Ever wondered how it works?

You’re probably familiar enough with icouldbe.org to know that it is an online, curriculum-based mentoring program. There is a little more to it, though – which is why we thought we’d explain how mentoring works at icouldbe.

First, icouldbe partners with a school in order to integrate their mentoring program into the school’s existing curriculum. Students are then able to choose their mentors (mentors from all over the country) depending on their interests and occupations.

Mentees and mentors are expected to interact and participate at least one hour per week, though many commit more time than that, and research has shown that the relationship should last one year in order to be successful. Both mentees and mentors are expected to spend 80% of their time in the activities outlined by the curriculum, and 20% spent on the community discussion boards and email communication.

The curriculum that students must participate in carries several units. Units each consist of three to four activities to complete.

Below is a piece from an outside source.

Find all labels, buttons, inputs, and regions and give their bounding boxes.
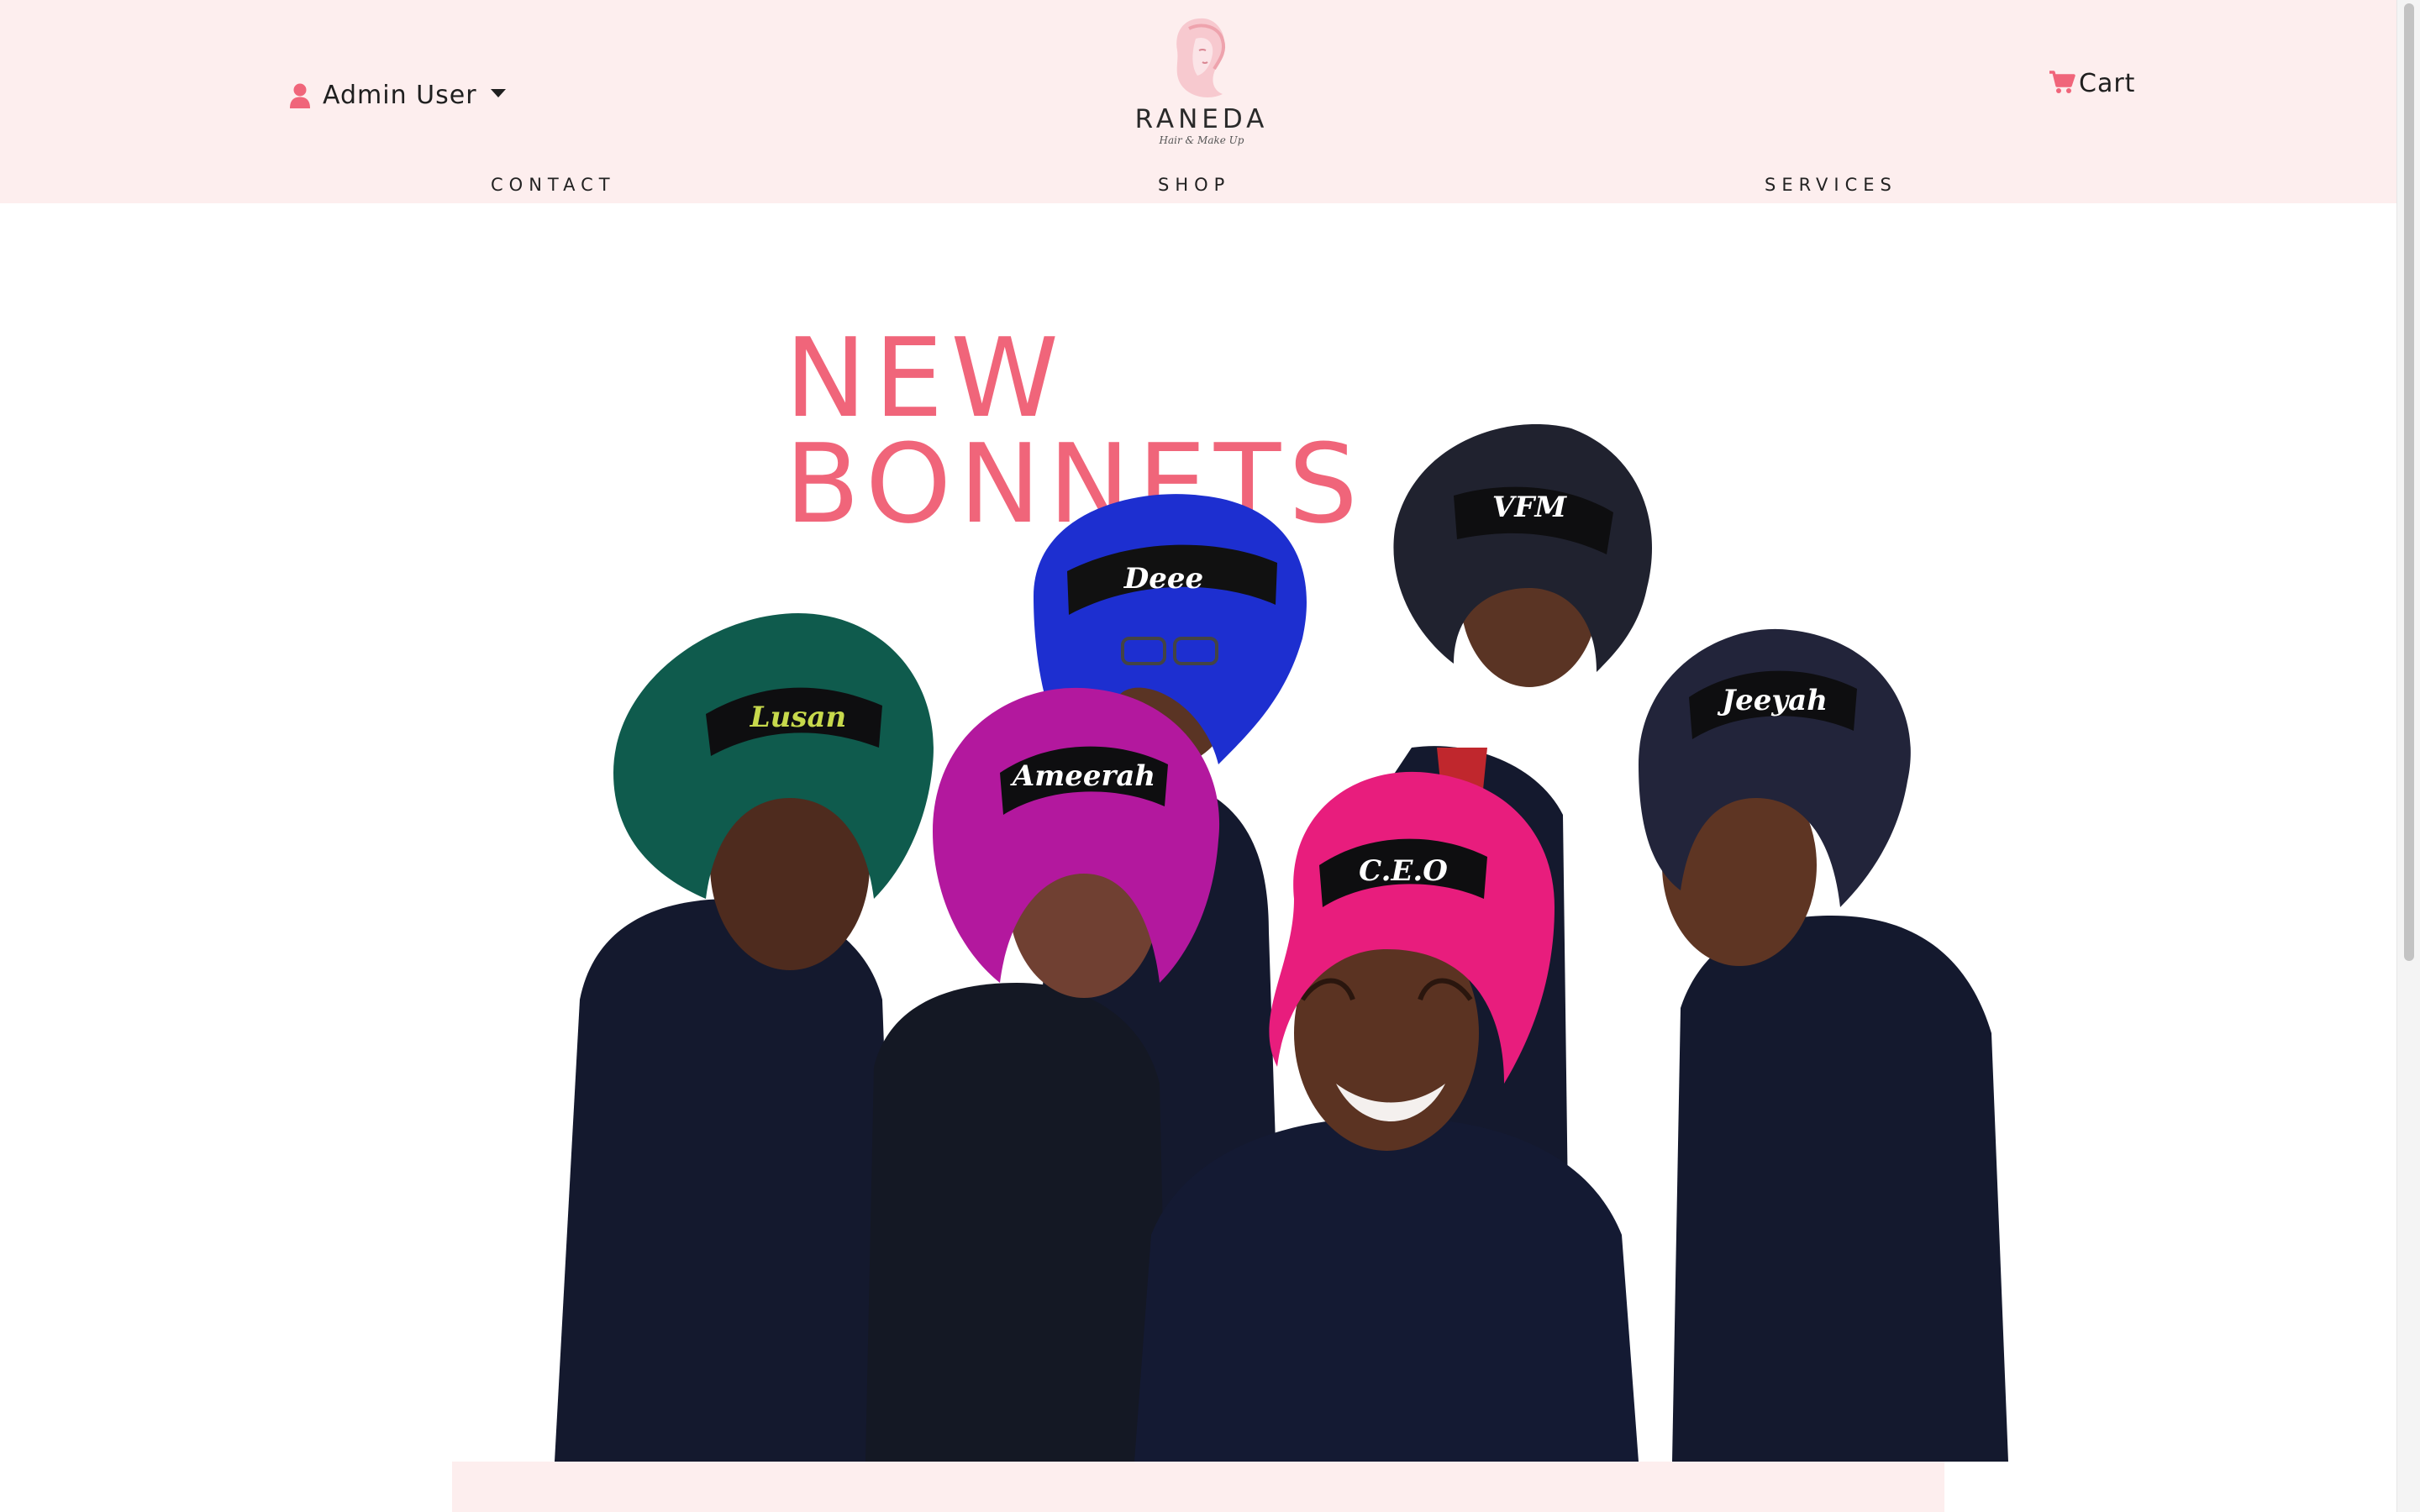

The units cover topics such as college and career preparation, as well as money management.

There is a fully integrated reporting system within icouldbe.org. This allows faculty at participating schools to review data on their students’ interactions with mentors, curriculum work, and the progress being made. Mentors are also able to access this reporting feature, in order to communicate with teachers and administrative staff regarding the quality of their mentee’s work.

Imagine a Facebook–like technology solution that surrounds each student with five caring adults – three mentors, their classroom teacher and an icouldbe.org staff person – all of whom are focused on that individual student’s interests, goals and passions for their futures.  There are very few programs that can bring bank executives, artists and all types of professionals right into classrooms every week of every school year.  And, icouldbe.org is a scalable solution that is ready to grow and serve any student in need.

The icouldbe mentoring program is able to help students get the attention and dedication they deserve to learn, grow and plan out their future. Any questions about how it works? Feel free to leave a message here, or check out www.icouldbe.org for more info.

Setting the facts straight…

We’ve been busy telling you about the latest icouldbe news and accomplishments… maybe we should backtrack a little and give you some basic statistics about the program.

  • Currently, icouldbe is working with over 1800 middle and high school students.
  • We have programs in 9 different states, as well as Washington D.C. – these include New York, New Jersey, New Hampshire, California, Colorado, Utah, Maryland, Pennsylvania, and Texas.
  • We are partnered with 44 different schools, academies and/or youth organizations within 35 cities.
  • Icouldbe’s mentors have volunteered more than 3,500 hours providing students with guidance and support during this academic year. Mentees have logged over 8,000 hours utilizing the site’s college and career exploration resources and communication tools.

This brings us to a total of over 11,000 hours that users have spent communicating with one another – in the first half of the school year!